几十名身材火辣丶穿着大胆的胡姬,伴着激昂顿挫的鼓点,跳起了那支充满侵略性的舞蹈。她们眼神犀利,舞步凌厉,每一次甩头丶每一次下腰,都像是带钩子的刀,狠狠刮过在场每一个男人的心尖。
「好!」
「带劲!」
围观的胡商和牧民们哪里见过这种阵仗?一个个眼珠子都快瞪出来了,哈喇子流了一地,把手里的铜钱丶金银像不要钱一样往台上砸。
「啧啧,这就是盛世啊。」
李恪感叹了一句,仰头饮尽杯中酒。
「盛世?我看是乱世之前的回光返照。」
一道冷冰冰的声音在耳边响起。
阿史那·云不知何时站在了他身后。她换回了一身利落的火红猎装,长发编成了几十根小辫子,发梢坠着银铃,在火光下闪烁着冷冽的光芒。

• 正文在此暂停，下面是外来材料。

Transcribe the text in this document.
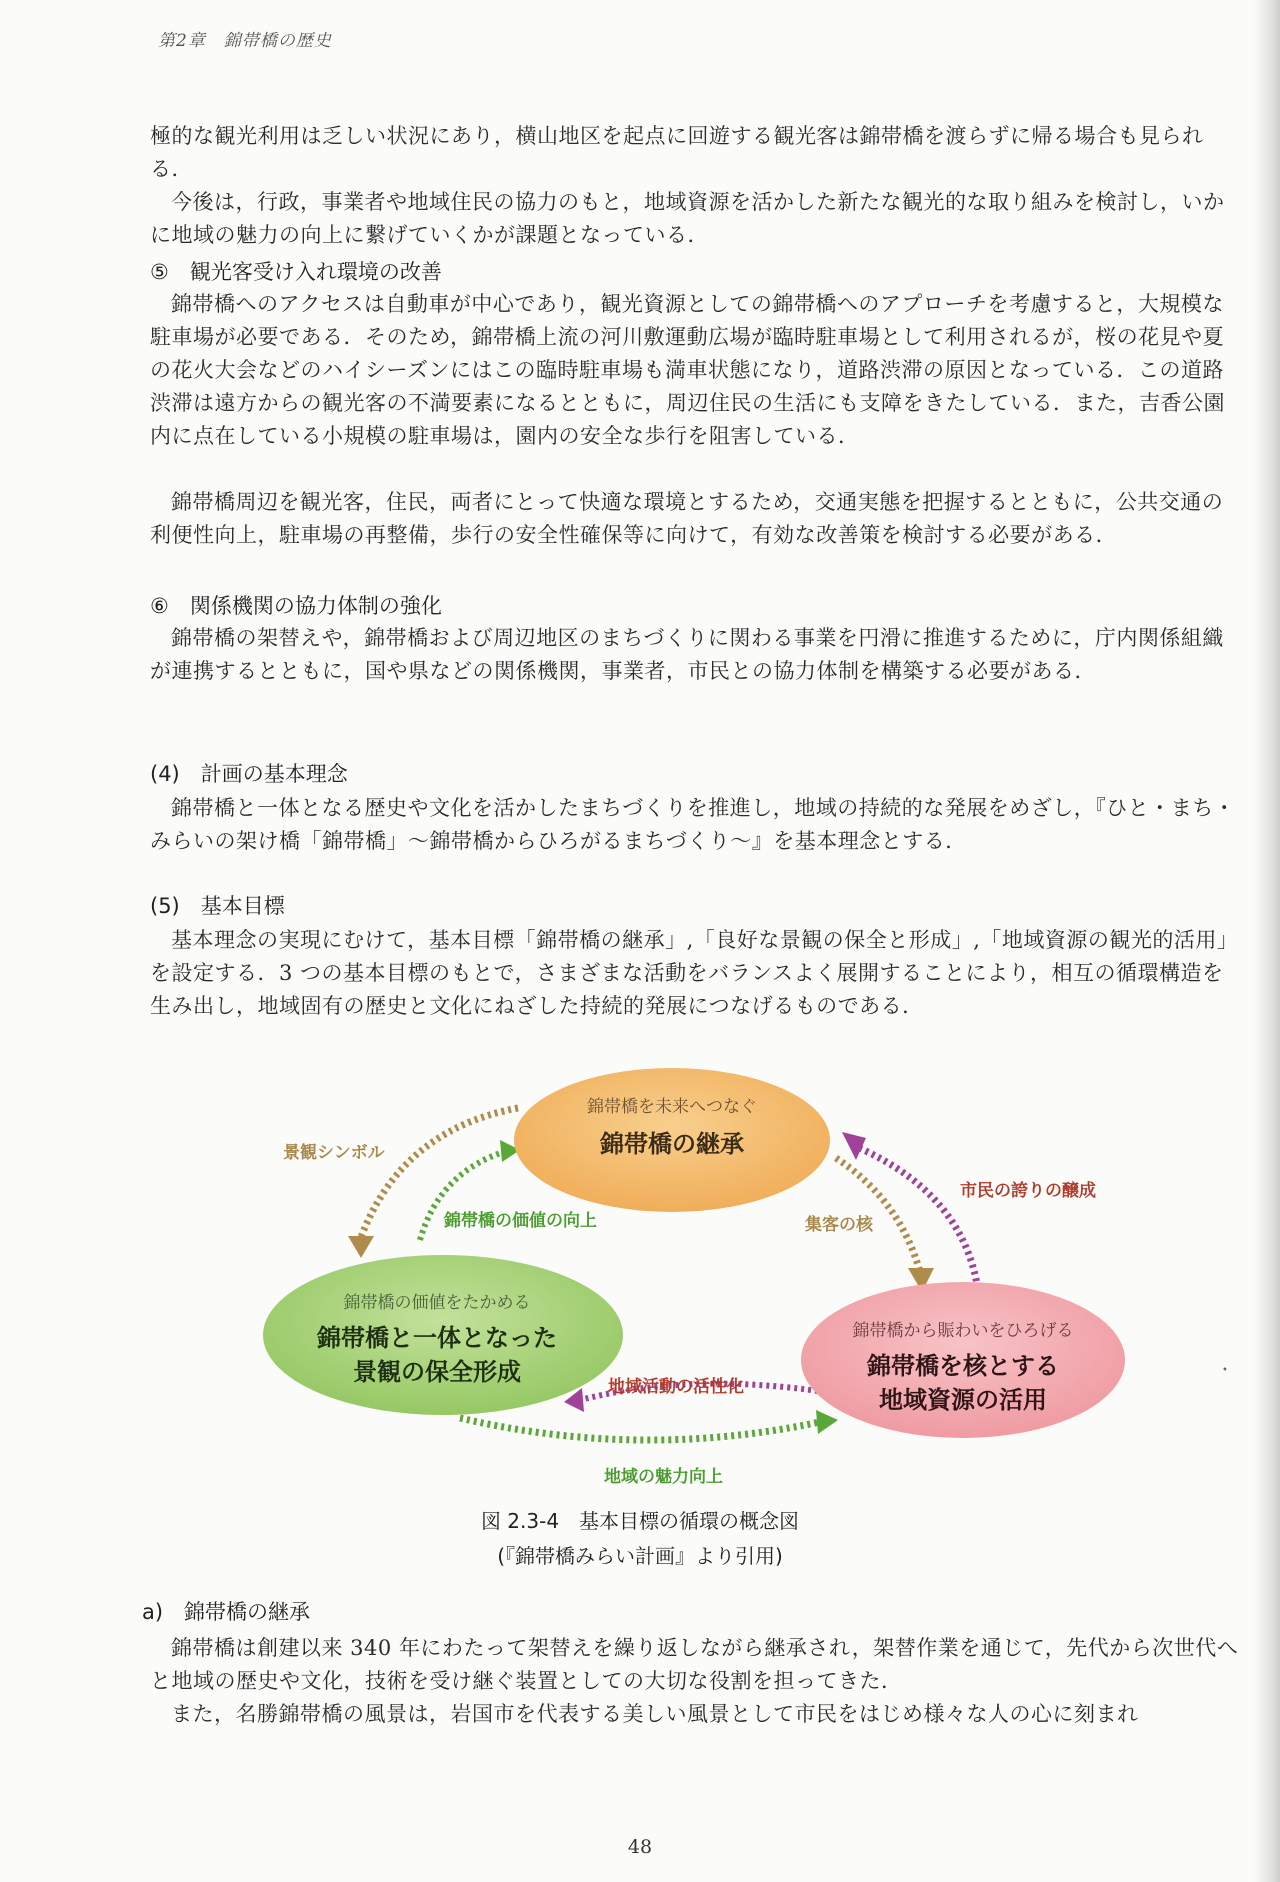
第2章　錦帯橋の歴史

極的な観光利用は乏しい状況にあり，横山地区を起点に回遊する観光客は錦帯橋を渡らずに帰る場合も見られる．

今後は，行政，事業者や地域住民の協力のもと，地域資源を活かした新たな観光的な取り組みを検討し，いかに地域の魅力の向上に繋げていくかが課題となっている．

⑤　観光客受け入れ環境の改善

錦帯橋へのアクセスは自動車が中心であり，観光資源としての錦帯橋へのアプローチを考慮すると，大規模な駐車場が必要である．そのため，錦帯橋上流の河川敷運動広場が臨時駐車場として利用されるが，桜の花見や夏の花火大会などのハイシーズンにはこの臨時駐車場も満車状態になり，道路渋滞の原因となっている．この道路渋滞は遠方からの観光客の不満要素になるとともに，周辺住民の生活にも支障をきたしている．また，吉香公園内に点在している小規模の駐車場は，園内の安全な歩行を阻害している．

錦帯橋周辺を観光客，住民，両者にとって快適な環境とするため，交通実態を把握するとともに，公共交通の利便性向上，駐車場の再整備，歩行の安全性確保等に向けて，有効な改善策を検討する必要がある．

⑥　関係機関の協力体制の強化

錦帯橋の架替えや，錦帯橋および周辺地区のまちづくりに関わる事業を円滑に推進するために，庁内関係組織が連携するとともに，国や県などの関係機関，事業者，市民との協力体制を構築する必要がある．

(4)　計画の基本理念

錦帯橋と一体となる歴史や文化を活かしたまちづくりを推進し，地域の持続的な発展をめざし，『ひと・まち・みらいの架け橋「錦帯橋」〜錦帯橋からひろがるまちづくり〜』を基本理念とする．

(5)　基本目標

基本理念の実現にむけて，基本目標「錦帯橋の継承」,「良好な景観の保全と形成」,「地域資源の観光的活用」を設定する．3 つの基本目標のもとで，さまざまな活動をバランスよく展開することにより，相互の循環構造を生み出し，地域固有の歴史と文化にねざした持続的発展につなげるものである．

錦帯橋を未来へつなぐ
錦帯橋の継承
錦帯橋の価値をたかめる
錦帯橋と一体となった
景観の保全形成
錦帯橋から賑わいをひろげる
錦帯橋を核とする
地域資源の活用
景観シンボル
錦帯橋の価値の向上
市民の誇りの醸成
集客の核
地域活動の活性化
地域の魅力向上
図 2.3-4　基本目標の循環の概念図
(『錦帯橋みらい計画』より引用)
a)　錦帯橋の継承

錦帯橋は創建以来 340 年にわたって架替えを繰り返しながら継承され，架替作業を通じて，先代から次世代へと地域の歴史や文化，技術を受け継ぐ装置としての大切な役割を担ってきた．

また，名勝錦帯橋の風景は，岩国市を代表する美しい風景として市民をはじめ様々な人の心に刻まれ

•
48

她依旧没给李恪好脸色,但眼神却不由自主地飘向那热闹的人群,眼底深处藏着一丝不易察觉的迷茫与动摇。
「怎麽?公主殿下看着眼馋?」
李恪没回头,只是随手抓起一把刚烤好的羊肉串递了过去,「别撑着了,我知道你还没吃饭。这可是特辣的,专治各种不服。」
阿史那·云看着那串肉,这次没有拒绝。
她接过来,狠狠咬了一口,像是咬在李恪的肉上。
「李恪,你赢了。」
她嚼着肉,声音有些含糊,却透着一股子认命的悲凉,「我的族人,他们的骨头已经被你的羊毛和烈酒泡软了。现在的他们,哪里还像草原上的狼?简直就是一群等着被剪毛的绵羊。」
「狼有什麽好?」
李恪转过身,直视着她的眼睛,嘴角勾起一抹玩味的笑,「整天饥一顿饱一顿,还要担心被猎人打死。当羊多好,有吃有喝,只要付出一点点毛,就能过上神仙日子。」
「你这是诡辩!」
阿史那·云怒视着他,「你这是在消磨我们的意志!等我们都没了爪牙,大唐想杀就杀,想剐就剐!」
「杀你们?费那劲干嘛?」
李恪嗤笑一声,站起身来,向她伸出了一只手,「留着你们给我剪羊毛丶养马丶跳舞,不香吗?」
「来吧,公主殿下。」
李恪的眼神突然变得深邃而炽热,在那跳跃的火光映照下,竟然有一种令人心悸的魔力:
「别总想着打打杀杀。今晚,本王教你一种新的『战争』。」
「什麽?」阿史那·云下意识地退了一步。
「跳舞。」
李恪不容分说,一把抓住了她的手腕,用力一拉。
阿史那·云惊呼一声,整个人跌撞进李恪的怀里。还没等她挣扎,一只有力的大手已经紧紧扣住了她的后腰,那滚烫的温度透过衣衫,烫得她浑身一颤。
「别动!跟着我的节奏!」
李恪的声音低沉而霸道,就在耳边炸响。
鼓点骤然变得急促。
李恪迈步,阿史那·云被迫后退。
探戈,本就是一场力与美的角逐,是情人间的战争。
阿史那·云是草原长大的女子,野性难驯,哪里肯乖乖就范?她腰肢一拧,试图反客为主,想要把李恪甩出去。
「想跑?」
李恪嘴角上扬,眼中闪过一丝兴奋的光芒。他就喜欢这种烈的!
他手臂发力,硬生生将那股反抗的力道压了回去,随即一个猛烈的旋转,两人的身体在离心力的作用下紧紧贴合,发丝纠缠,呼吸交融。
「看着我!」
李恪命令道。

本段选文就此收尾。